Salah satu keistimewaan Nabi Muhammad SAW adalah memiliki hak untuk memberikan sebuah syafaat kepada umatnya. Lalu, apa itu syafaat? Secara bahasa, Syafaat bermakna permintaan dan perantara. Sedangkan secara ‘urf (kebiasaan) syafaat adalah permintaan dan perantara dari satu orang pada orang yang lain untuk memperoleh kebaikan. Dengan demikian yang dimaksud syafaat Nabi di hari kiamat adalah sebuah permintaan pertolongan kepada Allah yang diberikan oleh Nabi Muhammad kepada umatnya.
Hal ini didasari dengan Firman Allah dalam al-Qur’an:
عَسَىٰ أَن يَبْعَثَكَ رَبُّكَ مَقَامًا مَّحْمُودًا ﴿٧٩﴾
Artinya: “Mudah-mudahan Tuhanmu mengangkatmu ke tempat yang terpuji.” (QS. Al-Isra’: 79)
Menurut mayoritas ulama, yang dikehendaki dalam kalimat ‘maqaman mahmuda’ dalam ayat tersebut adalah maqam syafaat Nabi Muhammad SAW. Sebagaimana diriwayatkan oleh sahabat Abu Hurairah RA ketika Rasulullah ditanya mengenai maksud Maqaman mahmuda, Rasulullah menjawab itu adalah syafaatnya.

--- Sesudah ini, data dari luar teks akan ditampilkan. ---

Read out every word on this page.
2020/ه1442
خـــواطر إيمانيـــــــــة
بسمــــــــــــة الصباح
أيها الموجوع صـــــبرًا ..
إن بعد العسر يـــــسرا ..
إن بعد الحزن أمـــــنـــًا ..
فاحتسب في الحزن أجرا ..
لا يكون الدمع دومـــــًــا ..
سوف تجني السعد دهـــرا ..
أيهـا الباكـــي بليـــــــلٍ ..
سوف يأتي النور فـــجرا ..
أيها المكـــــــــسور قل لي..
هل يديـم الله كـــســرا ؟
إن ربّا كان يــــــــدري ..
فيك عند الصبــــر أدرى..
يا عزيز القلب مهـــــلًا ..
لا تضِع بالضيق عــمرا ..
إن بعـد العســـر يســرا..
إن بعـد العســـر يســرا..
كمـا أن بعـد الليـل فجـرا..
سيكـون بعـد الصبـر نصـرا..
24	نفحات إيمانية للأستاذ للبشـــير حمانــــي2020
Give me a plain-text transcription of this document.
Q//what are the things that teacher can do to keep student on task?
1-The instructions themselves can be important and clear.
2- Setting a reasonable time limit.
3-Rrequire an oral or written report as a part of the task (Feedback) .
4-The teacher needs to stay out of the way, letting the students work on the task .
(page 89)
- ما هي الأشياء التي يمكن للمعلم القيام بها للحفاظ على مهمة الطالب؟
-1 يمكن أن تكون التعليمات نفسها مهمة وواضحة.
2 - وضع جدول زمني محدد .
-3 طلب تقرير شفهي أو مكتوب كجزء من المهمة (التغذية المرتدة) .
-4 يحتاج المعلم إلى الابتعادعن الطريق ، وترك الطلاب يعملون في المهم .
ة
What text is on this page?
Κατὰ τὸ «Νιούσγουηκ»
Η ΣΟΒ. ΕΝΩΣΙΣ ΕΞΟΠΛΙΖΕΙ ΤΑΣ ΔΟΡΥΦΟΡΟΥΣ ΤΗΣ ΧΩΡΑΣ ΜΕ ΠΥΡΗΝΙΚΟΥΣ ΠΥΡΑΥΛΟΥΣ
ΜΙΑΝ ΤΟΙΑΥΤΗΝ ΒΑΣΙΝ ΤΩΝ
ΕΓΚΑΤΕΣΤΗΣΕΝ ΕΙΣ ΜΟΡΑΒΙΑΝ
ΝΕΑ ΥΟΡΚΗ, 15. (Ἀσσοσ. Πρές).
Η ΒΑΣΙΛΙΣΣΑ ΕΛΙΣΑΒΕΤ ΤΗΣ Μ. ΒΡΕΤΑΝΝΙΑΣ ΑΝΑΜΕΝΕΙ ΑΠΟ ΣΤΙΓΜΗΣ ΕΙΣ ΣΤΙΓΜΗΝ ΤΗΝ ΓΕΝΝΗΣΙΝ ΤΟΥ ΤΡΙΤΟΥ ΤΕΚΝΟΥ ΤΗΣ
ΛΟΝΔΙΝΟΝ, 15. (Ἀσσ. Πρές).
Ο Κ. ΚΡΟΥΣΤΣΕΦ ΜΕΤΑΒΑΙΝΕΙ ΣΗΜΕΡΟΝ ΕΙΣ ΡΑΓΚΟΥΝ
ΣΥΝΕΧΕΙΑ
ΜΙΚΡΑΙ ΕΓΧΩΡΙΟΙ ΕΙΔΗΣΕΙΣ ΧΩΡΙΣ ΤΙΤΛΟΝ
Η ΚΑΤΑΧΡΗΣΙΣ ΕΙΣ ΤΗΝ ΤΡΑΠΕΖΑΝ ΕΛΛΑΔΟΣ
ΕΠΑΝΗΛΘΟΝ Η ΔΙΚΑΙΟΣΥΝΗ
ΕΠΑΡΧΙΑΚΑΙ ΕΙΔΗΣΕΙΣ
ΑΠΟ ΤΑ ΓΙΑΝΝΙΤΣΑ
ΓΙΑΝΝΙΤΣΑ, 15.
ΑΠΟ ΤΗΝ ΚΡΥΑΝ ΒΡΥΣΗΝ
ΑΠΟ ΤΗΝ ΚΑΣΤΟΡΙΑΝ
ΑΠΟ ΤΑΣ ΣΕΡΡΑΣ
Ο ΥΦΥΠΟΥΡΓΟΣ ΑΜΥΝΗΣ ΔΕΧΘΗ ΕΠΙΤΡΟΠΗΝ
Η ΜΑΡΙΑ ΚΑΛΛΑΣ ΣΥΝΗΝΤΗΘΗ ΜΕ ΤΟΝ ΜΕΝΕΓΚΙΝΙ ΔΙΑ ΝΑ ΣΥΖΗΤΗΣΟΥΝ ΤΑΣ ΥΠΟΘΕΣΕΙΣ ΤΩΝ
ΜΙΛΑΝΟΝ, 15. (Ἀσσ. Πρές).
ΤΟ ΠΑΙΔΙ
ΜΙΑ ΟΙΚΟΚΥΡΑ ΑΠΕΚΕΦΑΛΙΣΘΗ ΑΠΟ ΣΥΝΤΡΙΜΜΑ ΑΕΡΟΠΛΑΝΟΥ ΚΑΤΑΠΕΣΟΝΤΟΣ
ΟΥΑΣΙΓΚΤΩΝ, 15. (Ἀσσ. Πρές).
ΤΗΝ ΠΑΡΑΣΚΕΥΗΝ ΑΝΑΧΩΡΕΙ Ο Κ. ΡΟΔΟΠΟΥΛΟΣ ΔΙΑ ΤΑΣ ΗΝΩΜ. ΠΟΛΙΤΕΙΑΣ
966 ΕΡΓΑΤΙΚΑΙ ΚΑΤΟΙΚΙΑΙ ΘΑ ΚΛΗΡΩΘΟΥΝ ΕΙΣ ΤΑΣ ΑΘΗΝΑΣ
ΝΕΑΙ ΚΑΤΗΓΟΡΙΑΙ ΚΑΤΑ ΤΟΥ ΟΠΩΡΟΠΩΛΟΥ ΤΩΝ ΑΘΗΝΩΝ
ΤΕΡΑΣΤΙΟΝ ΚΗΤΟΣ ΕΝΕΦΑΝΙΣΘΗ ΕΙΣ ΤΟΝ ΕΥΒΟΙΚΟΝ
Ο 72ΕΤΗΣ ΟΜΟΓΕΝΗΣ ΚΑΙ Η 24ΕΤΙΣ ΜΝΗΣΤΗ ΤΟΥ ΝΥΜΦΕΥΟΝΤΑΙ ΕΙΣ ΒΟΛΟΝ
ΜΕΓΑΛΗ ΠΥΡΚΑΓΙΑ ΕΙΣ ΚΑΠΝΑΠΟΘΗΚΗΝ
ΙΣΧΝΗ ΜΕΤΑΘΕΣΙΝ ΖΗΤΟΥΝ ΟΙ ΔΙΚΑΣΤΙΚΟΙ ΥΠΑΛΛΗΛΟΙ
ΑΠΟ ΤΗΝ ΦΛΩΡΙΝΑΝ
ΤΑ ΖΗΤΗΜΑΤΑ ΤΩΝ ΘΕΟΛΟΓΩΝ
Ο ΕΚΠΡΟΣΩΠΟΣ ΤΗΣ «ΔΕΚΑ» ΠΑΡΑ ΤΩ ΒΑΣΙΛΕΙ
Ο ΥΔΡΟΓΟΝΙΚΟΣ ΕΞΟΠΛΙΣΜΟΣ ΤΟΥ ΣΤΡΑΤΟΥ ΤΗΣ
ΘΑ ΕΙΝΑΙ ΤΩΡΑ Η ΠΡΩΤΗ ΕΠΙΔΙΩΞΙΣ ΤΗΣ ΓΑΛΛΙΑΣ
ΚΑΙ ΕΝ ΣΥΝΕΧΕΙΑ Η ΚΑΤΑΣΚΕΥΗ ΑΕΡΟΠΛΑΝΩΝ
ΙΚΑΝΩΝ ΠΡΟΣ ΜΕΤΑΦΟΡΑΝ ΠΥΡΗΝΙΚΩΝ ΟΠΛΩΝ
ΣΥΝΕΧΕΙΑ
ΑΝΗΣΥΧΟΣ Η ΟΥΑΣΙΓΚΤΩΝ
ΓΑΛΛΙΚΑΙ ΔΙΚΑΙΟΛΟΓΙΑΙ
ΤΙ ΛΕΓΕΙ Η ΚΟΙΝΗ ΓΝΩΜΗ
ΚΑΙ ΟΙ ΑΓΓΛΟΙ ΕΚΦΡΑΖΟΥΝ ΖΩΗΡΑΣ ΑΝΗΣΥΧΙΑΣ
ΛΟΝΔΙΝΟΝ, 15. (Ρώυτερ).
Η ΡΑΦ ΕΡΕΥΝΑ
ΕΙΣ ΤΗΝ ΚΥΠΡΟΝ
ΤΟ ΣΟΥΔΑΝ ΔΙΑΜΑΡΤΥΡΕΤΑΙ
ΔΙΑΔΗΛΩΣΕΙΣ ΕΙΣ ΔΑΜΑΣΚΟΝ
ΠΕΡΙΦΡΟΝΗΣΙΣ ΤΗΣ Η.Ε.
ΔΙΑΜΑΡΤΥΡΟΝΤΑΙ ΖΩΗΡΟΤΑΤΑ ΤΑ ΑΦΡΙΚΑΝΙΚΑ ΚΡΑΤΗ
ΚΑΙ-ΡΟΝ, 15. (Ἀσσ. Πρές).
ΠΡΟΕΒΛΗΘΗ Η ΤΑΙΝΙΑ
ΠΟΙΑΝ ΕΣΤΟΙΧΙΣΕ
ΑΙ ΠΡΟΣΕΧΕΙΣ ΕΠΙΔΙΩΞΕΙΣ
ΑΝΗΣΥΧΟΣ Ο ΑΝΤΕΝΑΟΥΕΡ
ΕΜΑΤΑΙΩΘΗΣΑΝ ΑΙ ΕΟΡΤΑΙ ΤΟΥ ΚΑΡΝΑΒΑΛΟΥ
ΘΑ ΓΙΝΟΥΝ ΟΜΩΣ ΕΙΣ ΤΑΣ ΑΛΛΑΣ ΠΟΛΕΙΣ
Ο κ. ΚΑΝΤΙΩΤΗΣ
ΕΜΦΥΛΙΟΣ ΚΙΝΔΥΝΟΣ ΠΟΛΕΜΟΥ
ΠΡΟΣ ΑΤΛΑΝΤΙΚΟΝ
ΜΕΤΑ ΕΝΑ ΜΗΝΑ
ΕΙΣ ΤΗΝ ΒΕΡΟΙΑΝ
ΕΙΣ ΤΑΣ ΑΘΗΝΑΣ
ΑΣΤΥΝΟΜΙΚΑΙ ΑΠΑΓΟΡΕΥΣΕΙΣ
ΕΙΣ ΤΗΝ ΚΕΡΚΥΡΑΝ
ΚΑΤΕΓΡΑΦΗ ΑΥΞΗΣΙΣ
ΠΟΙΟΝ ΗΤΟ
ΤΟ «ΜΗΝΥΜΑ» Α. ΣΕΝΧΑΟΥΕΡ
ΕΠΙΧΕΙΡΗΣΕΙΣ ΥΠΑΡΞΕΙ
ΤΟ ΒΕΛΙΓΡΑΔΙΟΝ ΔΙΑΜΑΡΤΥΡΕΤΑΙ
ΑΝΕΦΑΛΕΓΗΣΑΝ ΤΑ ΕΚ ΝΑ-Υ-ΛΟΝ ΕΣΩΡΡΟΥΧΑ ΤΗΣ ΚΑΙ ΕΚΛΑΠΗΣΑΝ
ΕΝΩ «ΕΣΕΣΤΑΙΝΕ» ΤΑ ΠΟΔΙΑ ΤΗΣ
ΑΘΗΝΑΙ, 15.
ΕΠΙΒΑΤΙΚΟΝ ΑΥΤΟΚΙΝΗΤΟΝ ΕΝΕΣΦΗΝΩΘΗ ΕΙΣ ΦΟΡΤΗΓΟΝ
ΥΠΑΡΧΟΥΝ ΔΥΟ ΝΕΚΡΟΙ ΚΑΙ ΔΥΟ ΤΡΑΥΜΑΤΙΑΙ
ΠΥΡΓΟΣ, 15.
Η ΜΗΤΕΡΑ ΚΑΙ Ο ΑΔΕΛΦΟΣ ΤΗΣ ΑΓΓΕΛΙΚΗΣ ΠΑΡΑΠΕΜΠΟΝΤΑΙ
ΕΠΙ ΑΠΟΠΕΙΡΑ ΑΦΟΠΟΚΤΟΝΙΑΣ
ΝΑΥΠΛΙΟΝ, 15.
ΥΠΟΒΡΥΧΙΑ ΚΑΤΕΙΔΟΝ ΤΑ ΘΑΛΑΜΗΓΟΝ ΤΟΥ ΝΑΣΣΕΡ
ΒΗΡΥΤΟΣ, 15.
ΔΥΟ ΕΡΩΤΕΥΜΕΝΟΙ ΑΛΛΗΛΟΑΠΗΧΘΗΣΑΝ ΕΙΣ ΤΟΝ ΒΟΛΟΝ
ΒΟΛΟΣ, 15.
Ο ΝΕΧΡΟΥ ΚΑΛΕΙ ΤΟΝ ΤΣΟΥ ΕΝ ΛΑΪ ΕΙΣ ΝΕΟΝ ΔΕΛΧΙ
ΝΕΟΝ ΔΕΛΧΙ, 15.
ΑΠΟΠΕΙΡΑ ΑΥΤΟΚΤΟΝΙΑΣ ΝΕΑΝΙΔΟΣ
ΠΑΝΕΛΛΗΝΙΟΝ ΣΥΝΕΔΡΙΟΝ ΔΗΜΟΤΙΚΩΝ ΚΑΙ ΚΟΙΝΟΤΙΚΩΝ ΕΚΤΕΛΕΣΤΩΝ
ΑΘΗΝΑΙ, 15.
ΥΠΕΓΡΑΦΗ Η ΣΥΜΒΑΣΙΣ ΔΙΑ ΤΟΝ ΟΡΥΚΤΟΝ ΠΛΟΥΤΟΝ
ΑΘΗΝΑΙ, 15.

Syafaat nabi yang disebut Syafaat al-Udzma. Apa itu syafaat al-udzma? Syafaat ini merupakan syafaat yang paling agung, sebagaimana artinya, dan hanya dimiliki oleh Nabi Muhammad. Syafaat ini pun berlaku bagi semua umat manusia, mulai zaman Nabi Adam hingga Nabi Muhammad.
Sebagaimana diriwayatkan oleh Imam al-Bukhari dalam Shahih-nya: Ketika semua manusia berondong-bondong mengadukan nasibnya kepada para Nabi. Mereka semua justru tidak mendapatkan kabar gembira, yang ada para nabi tersebut merekomendasikan kepada Nabi lainnya. Hingga satu-satunya Nabi yang bisa memberikan syafaat adalah Nabi Muhammad SAW. Inilah yang dimaksud dengan syafaat al-Udzma.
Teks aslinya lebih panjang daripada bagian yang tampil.